Creating the Actions skill by defining the name etc.

Next you add phrases which Watson Assistant will use to create a model by which it knows, based on user input, to invoke your Action.

Adding example phrases to invoke an Action.

Subsequently the process starts of building the conversational steps with its detail.

Building the Conversation

The next step is defining the user input options. User input can be constrained to a large extend to have a higher degree of control over the conversation.

Building the way users can respond.

The chatbot’s response can be edited by means of drag-and-drop to customize the input presentation to the user.

Edit the order in which input options are presented to the user.

You can add conditions to a conversational step which needs to be fulfilled. As you can see, even this is very much in a human readable format.

Adding Conditions to a Conversation Step or Event

Lastly, you can test your Action on the fly as you develop the interface and adjustments can be made by the drag-and-drop interface.

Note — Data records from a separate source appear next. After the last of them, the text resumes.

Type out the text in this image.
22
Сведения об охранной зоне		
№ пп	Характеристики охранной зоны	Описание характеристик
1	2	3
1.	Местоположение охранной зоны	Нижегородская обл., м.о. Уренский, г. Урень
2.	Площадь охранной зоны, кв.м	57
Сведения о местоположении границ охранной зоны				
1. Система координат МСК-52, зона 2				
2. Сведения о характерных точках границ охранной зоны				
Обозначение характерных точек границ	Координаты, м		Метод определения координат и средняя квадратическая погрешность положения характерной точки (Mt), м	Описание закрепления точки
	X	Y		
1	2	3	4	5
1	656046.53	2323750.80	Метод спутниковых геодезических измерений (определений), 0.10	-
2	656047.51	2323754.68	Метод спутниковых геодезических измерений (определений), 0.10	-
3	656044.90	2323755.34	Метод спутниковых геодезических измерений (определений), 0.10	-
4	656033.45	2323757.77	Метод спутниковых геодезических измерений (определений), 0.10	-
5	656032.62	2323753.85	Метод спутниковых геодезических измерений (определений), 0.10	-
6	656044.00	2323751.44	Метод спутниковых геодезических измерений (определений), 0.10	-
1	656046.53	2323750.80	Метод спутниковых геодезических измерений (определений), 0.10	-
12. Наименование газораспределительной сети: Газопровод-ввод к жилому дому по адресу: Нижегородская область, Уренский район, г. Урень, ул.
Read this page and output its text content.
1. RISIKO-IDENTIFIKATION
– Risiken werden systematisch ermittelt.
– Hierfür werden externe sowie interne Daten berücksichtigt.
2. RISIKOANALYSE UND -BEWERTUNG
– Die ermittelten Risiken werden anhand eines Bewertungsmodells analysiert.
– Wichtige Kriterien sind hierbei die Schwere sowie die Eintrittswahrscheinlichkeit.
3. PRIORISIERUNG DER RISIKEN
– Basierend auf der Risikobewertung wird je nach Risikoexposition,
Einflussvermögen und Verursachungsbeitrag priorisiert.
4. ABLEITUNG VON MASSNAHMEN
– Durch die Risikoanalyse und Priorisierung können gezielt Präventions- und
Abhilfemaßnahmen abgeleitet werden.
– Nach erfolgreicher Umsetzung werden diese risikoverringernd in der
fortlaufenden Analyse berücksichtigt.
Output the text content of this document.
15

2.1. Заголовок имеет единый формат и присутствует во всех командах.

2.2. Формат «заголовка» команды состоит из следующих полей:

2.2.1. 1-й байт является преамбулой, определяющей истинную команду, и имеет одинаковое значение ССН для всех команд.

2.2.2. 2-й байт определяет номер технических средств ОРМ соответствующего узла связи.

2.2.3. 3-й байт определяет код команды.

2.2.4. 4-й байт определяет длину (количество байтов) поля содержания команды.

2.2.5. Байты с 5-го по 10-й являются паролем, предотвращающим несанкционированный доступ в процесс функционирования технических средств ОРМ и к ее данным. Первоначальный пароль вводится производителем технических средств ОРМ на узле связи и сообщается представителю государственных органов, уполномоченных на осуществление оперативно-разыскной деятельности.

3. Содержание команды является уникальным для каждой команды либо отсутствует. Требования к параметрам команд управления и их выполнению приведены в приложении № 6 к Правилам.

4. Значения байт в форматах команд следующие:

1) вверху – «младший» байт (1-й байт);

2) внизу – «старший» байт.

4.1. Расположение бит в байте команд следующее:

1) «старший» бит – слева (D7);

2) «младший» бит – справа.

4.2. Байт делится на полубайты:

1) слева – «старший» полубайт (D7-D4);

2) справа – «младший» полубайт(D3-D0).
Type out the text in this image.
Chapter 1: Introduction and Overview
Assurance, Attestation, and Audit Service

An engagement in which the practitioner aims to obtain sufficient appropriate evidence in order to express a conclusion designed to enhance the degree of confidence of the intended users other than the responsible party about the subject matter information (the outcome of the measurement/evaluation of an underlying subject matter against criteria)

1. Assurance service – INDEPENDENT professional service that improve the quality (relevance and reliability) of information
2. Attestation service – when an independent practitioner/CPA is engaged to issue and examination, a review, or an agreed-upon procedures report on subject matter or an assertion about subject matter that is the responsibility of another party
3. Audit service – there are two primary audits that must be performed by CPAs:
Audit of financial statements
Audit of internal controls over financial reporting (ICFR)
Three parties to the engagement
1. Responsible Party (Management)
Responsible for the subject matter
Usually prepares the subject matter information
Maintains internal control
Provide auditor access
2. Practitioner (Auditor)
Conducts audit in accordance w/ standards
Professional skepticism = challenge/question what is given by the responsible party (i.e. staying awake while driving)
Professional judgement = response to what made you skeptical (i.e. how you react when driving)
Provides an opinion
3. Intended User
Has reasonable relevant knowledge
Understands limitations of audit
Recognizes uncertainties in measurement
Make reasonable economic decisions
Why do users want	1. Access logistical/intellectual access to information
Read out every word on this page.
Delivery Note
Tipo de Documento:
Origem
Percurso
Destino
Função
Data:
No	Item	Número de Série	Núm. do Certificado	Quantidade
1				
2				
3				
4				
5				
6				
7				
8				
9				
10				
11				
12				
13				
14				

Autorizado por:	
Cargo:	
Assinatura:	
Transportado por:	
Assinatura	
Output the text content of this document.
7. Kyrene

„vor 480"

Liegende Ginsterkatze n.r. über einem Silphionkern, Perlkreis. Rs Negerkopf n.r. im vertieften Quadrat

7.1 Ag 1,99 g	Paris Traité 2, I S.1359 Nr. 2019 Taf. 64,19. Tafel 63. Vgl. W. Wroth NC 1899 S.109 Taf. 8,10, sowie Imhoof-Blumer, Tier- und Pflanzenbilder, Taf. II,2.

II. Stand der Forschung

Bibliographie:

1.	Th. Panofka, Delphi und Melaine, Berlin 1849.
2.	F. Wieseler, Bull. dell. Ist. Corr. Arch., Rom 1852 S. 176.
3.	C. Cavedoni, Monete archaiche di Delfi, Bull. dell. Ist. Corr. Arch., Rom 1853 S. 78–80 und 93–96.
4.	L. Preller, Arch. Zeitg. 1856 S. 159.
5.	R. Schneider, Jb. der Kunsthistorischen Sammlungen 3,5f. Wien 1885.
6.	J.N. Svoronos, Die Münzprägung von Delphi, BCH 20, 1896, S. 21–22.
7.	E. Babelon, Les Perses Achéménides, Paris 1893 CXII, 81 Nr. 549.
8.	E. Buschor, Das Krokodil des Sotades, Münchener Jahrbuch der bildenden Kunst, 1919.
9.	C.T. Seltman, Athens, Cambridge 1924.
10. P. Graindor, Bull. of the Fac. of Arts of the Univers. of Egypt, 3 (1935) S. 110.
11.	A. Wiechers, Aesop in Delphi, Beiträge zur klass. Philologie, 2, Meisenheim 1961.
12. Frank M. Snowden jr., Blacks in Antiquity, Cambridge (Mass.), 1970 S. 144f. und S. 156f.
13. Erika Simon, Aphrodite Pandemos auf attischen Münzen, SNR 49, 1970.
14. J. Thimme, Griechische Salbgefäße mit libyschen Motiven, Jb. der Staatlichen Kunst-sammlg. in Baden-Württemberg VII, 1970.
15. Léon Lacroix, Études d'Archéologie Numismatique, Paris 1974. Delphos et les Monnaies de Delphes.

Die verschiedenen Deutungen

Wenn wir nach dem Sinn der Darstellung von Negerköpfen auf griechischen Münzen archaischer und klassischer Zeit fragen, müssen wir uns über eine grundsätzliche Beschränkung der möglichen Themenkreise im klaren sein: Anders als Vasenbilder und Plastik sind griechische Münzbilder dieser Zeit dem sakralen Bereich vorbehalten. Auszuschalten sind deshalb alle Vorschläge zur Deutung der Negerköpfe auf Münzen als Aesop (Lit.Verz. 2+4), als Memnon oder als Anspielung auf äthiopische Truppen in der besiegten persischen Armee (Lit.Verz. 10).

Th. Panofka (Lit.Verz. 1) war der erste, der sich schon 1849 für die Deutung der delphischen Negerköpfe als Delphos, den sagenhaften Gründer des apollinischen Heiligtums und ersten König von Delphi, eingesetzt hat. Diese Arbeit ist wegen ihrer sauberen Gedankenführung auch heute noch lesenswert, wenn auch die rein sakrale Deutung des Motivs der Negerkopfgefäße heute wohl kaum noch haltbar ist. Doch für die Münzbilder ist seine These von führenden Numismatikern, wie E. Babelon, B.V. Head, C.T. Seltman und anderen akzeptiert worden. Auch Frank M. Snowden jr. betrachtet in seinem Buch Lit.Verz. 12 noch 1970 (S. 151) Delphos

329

Testing Actions via the Preview Option

Conclusion

The concept of Actions is astute and the way it is introduced to Watson Assistant 100% complements the current development environment. There is no disruption or rework required of any sort.

Actions democratizes the development environment for designers to also create a conversational experience, again, without disrupting the status quo.

Actions used as intended will advance any Watson Assistant implementation.

But I hasten to add this caveat; Actions implemented in a way it was not intended will lead to impediments in scaling and leveraging user input in terms of intents and entities.